Book review - Tools and Weapons by Brad Smith and Carol Ann Browne.

Tools and Weapons – The Promise and the Peril of The Digital Age, Brad Smith, ISBN: 9781 5293 51576

IT is not surprising that the book, Tools and Weapons – The Promise and the Peril of the Digital Age is a New York
Times bestseller, written by Microsoft president, Brad Smith and senior director of communications and external relations at Microsoft, Carol Ann Browne – with a foreword from Bill Gates – the book explains the ongoing empowerment and threat of technology.

Written in an easy-to-read style, and peppered with some wry humour, the authors give a frank account of how they
have battled to keep their customers’ information private and safe from both cyber attacks and governments.

The reader is given insight into the world of fast-growing technology and included is the nuts and bolts of how it all works. For example, in the beginning Smith goes to great pains to explain the cloud (the world’s filing cabinet) what it is exactly and how it operates and it blew my mind.

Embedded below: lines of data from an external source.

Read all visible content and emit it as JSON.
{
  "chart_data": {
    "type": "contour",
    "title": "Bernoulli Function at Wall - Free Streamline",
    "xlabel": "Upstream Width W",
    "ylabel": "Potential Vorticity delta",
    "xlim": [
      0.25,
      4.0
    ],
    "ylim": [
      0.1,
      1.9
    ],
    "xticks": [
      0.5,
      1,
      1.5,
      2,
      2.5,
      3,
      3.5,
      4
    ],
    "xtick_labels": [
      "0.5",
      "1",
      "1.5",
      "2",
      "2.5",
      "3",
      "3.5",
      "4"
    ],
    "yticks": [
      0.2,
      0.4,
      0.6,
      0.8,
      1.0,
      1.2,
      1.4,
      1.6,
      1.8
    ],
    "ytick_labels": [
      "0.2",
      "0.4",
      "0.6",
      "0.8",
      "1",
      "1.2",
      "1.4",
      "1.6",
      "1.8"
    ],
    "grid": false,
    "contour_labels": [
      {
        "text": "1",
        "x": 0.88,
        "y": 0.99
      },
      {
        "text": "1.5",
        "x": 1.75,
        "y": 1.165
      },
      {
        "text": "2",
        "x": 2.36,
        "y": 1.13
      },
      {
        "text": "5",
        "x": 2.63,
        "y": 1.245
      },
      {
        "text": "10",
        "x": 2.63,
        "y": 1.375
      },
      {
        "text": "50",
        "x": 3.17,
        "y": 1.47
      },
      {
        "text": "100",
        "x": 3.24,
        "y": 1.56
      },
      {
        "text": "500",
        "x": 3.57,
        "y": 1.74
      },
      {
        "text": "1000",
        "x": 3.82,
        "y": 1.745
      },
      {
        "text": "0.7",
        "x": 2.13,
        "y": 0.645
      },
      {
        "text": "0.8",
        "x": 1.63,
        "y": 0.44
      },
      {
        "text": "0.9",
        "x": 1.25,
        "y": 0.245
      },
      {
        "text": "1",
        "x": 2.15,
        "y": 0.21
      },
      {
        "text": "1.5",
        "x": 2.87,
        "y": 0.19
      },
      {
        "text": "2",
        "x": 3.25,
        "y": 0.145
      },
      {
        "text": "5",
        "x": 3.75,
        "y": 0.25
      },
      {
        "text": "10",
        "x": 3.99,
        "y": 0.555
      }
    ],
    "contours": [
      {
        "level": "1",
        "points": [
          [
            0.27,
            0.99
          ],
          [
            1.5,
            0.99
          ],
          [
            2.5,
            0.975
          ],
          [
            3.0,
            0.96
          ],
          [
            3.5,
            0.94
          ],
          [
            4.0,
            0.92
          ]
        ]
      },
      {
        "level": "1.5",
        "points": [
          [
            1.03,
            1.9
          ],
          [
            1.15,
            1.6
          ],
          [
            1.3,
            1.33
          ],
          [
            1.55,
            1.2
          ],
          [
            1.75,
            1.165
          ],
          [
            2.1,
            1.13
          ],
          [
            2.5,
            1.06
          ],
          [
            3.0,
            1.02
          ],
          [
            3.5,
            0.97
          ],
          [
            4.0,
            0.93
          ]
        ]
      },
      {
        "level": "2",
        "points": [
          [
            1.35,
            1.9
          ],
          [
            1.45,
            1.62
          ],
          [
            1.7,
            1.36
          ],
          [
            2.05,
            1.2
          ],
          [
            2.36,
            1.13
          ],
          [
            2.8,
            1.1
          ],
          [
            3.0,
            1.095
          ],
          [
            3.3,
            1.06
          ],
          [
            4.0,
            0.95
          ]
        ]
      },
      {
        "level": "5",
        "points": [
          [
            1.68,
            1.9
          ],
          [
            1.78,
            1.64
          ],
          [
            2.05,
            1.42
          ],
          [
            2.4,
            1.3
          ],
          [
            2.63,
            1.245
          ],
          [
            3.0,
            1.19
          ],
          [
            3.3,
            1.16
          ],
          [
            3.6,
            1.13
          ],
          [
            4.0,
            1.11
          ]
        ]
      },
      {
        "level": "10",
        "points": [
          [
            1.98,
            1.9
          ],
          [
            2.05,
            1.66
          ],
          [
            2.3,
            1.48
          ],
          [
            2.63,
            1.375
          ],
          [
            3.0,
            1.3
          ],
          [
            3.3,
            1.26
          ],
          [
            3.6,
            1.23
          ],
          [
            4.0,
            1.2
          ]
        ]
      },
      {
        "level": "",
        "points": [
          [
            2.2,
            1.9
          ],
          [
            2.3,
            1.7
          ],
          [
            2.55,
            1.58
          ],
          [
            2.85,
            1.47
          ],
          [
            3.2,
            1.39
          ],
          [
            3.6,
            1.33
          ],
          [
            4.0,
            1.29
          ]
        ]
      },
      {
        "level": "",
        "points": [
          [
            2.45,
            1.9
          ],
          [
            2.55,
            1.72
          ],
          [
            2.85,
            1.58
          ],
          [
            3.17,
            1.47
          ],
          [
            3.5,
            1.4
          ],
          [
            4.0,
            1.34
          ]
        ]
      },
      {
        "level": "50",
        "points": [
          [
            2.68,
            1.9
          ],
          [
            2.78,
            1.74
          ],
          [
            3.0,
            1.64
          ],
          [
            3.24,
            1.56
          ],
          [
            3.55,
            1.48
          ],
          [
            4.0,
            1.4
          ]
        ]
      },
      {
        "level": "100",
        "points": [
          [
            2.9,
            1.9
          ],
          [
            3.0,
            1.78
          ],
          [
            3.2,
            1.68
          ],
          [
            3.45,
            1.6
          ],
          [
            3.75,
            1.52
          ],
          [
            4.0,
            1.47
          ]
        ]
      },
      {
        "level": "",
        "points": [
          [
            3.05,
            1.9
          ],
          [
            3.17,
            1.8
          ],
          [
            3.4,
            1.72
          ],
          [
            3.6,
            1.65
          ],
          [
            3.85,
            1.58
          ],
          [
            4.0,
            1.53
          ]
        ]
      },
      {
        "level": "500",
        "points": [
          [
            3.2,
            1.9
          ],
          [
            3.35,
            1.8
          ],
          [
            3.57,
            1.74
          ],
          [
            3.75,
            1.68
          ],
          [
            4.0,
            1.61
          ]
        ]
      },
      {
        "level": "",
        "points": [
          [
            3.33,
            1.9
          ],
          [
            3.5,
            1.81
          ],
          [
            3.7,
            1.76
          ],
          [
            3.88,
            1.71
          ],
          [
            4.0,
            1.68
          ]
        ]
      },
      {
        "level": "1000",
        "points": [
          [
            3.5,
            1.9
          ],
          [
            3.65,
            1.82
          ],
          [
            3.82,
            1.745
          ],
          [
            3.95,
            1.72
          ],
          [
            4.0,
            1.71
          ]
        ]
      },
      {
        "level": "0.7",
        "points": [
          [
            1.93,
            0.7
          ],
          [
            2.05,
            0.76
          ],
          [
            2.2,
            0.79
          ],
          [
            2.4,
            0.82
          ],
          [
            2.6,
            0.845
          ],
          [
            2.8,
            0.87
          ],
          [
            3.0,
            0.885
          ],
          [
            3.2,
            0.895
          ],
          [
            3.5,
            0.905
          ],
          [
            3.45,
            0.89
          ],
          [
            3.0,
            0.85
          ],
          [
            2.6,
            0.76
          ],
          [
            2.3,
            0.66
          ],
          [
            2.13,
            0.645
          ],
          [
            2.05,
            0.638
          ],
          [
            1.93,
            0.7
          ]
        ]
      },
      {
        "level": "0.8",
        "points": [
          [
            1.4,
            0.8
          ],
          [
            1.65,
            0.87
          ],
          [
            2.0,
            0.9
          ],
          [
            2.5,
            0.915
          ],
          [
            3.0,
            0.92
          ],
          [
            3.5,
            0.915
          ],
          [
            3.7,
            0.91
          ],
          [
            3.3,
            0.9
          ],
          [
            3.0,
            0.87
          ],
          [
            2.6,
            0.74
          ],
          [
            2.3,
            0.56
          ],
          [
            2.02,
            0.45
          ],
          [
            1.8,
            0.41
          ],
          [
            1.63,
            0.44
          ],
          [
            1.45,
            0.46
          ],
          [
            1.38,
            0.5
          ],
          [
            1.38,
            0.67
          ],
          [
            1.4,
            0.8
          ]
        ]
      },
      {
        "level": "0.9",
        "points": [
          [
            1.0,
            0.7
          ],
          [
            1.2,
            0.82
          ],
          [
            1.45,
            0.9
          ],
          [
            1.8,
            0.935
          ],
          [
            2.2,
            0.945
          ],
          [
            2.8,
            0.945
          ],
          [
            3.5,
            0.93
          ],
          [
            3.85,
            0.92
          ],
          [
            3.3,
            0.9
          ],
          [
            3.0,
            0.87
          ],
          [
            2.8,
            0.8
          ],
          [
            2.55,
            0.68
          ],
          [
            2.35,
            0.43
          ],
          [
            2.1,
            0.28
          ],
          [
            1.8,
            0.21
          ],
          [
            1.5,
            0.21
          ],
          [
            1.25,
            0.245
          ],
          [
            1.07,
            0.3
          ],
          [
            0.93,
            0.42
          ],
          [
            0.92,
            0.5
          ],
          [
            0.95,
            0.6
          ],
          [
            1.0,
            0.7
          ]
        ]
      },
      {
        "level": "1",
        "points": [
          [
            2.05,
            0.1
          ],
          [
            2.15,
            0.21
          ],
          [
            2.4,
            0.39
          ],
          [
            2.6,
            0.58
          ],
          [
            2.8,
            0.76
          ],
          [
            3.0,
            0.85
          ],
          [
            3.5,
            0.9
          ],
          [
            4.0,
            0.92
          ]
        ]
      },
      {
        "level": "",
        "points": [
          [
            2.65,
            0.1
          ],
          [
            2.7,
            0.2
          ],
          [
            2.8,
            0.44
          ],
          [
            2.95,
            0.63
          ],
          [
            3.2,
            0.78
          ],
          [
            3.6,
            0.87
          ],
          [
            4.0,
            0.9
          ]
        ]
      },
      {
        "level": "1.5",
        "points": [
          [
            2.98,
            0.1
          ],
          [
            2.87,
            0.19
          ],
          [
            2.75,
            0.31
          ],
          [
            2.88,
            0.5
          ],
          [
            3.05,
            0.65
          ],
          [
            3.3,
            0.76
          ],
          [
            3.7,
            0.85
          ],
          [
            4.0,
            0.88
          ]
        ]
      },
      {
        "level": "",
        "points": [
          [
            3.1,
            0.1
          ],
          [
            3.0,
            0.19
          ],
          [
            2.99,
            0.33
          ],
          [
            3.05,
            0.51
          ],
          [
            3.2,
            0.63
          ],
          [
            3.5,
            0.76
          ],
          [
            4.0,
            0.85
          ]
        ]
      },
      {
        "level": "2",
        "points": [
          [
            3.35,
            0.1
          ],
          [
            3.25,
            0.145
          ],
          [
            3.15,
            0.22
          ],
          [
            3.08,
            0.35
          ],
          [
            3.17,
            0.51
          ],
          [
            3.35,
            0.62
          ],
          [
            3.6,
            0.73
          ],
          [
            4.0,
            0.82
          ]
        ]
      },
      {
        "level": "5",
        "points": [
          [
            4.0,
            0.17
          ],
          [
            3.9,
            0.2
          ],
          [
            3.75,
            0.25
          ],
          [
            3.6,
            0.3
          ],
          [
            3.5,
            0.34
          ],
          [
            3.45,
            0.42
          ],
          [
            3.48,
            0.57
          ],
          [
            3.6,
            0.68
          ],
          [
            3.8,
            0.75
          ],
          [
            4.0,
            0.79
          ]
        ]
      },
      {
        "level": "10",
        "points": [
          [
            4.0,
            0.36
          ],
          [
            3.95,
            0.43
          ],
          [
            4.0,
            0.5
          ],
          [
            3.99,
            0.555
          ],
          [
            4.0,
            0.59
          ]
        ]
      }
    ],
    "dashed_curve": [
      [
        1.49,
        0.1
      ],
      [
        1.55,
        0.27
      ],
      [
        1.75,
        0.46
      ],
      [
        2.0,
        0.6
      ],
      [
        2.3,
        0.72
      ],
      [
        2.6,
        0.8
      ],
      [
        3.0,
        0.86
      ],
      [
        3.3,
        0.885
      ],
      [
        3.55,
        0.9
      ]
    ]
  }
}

ALSO READ: Fabulous reads – Book overflows with historical truth

It is all about data, “some say that data has become the oil of the twenty-first century” as every aspect of our lives is fueled in one way or another, by data. The digital infrastructure that supports data is called the cloud. One of the
many, many Microsoft data centres, this one in Quincy, Washington, consists of more than 20, temperature-controlled buildings totaling two million square feet with each building the size of two football fields.

The bottom line is that there needs to be more regulation of tech firms who should co-operate and include the government who has a role to play.

Brad Smith’s core belief is: “When your technology changes the world, you bear a responsibility to help address the world you have helped create.”

Smith explains the emerging issues they face: privacy, cybercrime and cyberwar, social media, the moral conundrums of artificial intelligence, big tech’s relationship to inequality, and the challenges for democracy, far and near.

A must-read to understand technology and where it is leading.